Speaking to Arab News on the sidelines of the AlUla Conference for Emerging Market Economies, Aurangzeb said the relationship between Pakistan and Saudi Arabia remains resilient despite global geopolitical tensions.

“The Kingdom has been a longstanding partner of Pakistan for the longest time, and we are very grateful for how we have been supported through thick and thin, through rough patches and, even now that we have achieved macroeconomic stability, I think we are now well positioned for growth.”

Aurangzeb said the partnership has facilitated investment across several sectors, including minerals and mining, information technology, agriculture, and tourism. He cited an active pipeline of Saudi investments, including Wafi’s entry into Pakistan’s downstream oil and gas sector.

“The Kingdom has been very public about their appetite for the country, and the sectors are minerals and mining, IT, agriculture, tourism; and there are already investments which have come in. For example, Wafi came in (in terms of downstream oil and gas stations). There’s a very active pipeline.”

He said private sector activity is driving growth in these areas, while government-to-government cooperation is focused mainly on infrastructure development.

Acknowledging longstanding investor concerns related to bureaucracy and delays, Aurangzeb said Pakistan has made progress over the past two years through structural reforms and fiscal discipline, alongside efforts to improve the business environment.

“The last two years we have worked very hard in terms of structural reforms, in terms of what I call getting the basic hygiene right, in terms of the fiscal situation, the current economic situation (…) in terms of all those areas of getting the basic hygiene in a good place.”

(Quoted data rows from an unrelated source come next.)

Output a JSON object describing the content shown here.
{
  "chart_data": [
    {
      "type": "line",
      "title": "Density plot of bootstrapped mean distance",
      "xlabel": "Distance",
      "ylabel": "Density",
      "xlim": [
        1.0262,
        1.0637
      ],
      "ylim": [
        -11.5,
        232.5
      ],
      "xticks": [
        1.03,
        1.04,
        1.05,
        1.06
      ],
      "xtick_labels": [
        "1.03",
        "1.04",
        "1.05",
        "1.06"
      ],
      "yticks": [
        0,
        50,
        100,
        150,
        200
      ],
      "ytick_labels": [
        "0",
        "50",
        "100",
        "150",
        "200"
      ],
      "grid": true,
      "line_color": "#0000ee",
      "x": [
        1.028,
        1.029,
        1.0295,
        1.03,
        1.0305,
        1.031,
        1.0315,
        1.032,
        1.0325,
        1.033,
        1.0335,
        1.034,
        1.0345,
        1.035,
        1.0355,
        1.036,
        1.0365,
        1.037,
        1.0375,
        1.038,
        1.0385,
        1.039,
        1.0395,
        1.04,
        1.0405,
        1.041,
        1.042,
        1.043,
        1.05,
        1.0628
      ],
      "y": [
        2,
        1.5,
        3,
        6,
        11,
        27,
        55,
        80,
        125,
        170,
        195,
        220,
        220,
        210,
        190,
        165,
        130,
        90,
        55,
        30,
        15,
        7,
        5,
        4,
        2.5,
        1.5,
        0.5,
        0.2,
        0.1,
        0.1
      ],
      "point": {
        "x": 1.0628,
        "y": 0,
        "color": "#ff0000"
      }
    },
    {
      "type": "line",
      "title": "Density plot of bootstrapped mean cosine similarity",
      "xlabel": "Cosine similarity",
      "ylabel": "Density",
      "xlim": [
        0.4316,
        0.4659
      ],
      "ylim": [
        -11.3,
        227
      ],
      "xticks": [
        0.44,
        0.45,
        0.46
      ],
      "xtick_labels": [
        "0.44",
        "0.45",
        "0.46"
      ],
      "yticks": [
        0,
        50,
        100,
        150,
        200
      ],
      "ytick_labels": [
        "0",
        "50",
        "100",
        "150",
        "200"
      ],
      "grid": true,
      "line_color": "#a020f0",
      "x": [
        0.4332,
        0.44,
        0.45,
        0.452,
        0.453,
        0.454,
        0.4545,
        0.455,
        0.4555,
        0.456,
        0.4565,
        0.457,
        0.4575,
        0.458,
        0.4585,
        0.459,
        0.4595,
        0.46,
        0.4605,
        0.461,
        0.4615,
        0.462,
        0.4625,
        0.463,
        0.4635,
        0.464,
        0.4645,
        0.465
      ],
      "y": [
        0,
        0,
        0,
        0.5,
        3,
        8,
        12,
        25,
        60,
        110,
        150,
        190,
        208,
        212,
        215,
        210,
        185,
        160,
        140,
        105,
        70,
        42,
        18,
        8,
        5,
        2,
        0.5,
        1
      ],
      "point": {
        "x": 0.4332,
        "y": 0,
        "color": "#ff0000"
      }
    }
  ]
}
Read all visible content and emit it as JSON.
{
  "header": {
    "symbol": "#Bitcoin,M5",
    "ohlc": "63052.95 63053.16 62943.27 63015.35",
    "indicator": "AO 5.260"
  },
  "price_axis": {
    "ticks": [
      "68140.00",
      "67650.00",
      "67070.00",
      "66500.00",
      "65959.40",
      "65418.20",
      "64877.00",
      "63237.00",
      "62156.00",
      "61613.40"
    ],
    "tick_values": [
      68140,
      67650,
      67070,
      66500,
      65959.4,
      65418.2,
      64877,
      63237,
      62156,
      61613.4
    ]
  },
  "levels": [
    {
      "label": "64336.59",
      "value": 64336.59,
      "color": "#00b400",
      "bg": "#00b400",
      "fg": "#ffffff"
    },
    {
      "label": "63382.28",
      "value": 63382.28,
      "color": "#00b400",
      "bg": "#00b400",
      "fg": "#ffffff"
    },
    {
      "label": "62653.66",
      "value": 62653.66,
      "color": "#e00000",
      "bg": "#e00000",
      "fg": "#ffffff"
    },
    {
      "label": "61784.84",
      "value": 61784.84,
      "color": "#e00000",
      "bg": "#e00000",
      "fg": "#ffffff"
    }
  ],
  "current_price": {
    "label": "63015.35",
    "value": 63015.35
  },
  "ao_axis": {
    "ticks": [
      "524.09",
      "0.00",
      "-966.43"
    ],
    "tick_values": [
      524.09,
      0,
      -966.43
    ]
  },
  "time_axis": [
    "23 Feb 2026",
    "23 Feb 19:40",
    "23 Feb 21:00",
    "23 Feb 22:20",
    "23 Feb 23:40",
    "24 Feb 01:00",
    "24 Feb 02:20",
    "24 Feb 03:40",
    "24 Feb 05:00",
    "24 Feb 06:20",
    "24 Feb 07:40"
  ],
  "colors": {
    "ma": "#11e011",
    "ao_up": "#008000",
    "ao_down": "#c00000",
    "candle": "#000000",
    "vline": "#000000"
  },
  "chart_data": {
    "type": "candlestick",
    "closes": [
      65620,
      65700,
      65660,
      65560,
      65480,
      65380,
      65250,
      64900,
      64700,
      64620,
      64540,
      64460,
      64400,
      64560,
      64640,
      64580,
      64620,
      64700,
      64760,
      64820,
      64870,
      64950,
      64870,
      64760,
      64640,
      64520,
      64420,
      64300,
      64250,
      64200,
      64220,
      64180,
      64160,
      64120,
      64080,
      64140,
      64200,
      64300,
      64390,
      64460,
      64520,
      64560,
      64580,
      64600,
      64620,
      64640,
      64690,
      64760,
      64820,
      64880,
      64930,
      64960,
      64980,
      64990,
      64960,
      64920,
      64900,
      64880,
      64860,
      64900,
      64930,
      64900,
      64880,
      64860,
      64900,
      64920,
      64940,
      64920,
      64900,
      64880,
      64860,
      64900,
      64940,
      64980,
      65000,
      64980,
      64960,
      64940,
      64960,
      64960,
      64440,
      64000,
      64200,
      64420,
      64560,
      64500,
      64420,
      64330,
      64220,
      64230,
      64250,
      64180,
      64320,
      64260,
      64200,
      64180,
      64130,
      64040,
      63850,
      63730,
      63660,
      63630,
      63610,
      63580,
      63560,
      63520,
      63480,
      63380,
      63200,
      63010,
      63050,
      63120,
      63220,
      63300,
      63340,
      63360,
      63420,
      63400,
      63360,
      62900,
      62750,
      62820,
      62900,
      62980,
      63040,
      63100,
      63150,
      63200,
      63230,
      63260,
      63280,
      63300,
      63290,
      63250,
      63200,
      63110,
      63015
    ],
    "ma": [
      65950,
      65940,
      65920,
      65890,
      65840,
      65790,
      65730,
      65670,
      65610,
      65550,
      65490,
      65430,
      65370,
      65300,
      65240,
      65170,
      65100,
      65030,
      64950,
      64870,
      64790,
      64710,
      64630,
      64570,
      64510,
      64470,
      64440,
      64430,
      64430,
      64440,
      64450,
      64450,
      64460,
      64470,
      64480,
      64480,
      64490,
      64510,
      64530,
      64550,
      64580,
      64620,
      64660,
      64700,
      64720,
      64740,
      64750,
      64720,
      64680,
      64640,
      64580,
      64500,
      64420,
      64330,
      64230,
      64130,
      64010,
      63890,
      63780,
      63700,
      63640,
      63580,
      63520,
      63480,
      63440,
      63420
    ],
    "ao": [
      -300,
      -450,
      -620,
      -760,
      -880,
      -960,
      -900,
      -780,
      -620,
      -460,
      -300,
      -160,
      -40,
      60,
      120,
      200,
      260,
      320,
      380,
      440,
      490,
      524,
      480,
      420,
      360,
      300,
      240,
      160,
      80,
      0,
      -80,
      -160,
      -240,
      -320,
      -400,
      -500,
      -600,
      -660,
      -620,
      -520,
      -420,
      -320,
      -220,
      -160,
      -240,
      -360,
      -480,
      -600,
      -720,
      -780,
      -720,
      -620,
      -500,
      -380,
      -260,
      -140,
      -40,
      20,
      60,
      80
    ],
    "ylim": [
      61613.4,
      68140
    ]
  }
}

Aurangzeb highlighted mining and refining as key areas of engagement, including discussions around the Reko Diq project, while stressing that talks with Saudi investors extend beyond individual ventures.

“From my perspective, it’s not just about one mine, the discussions will continue with the Saudi investors on a number of these areas.”

He also pointed to growing cooperation in the IT sector, particularly in artificial intelligence, noting that several Pakistani tech firms are already in discussions with Saudi counterparts or have established offices in the Kingdom.

Referring to recent talks with Saudi Minister of Economy and Planning Faisal Alibrahim, Aurangzeb said Pakistan’s large freelance workforce presents opportunities for deeper collaboration, provided skills development keeps pace with demand.

“I was just with (Saudi) minister of economy and planning, and he was specifically referring to the Pakistani tech talent, and he is absolutely right. We have the third-largest freelancer population in the world, and what we need to do is to ensure that we upscale, rescale, upgrade them.”

Aurangzeb also cited opportunities to benefit from Saudi Arabia’s experience in the energy sector and noted continued cooperation in defense production.

Looking ahead, he said Pakistan aims to recalibrate its relationship with Saudi Arabia toward trade and investment rather than reliance on aid.

“Our prime minister has been very clear that we want to move this entire discussion as we go forward from aid and support to trade and investment.”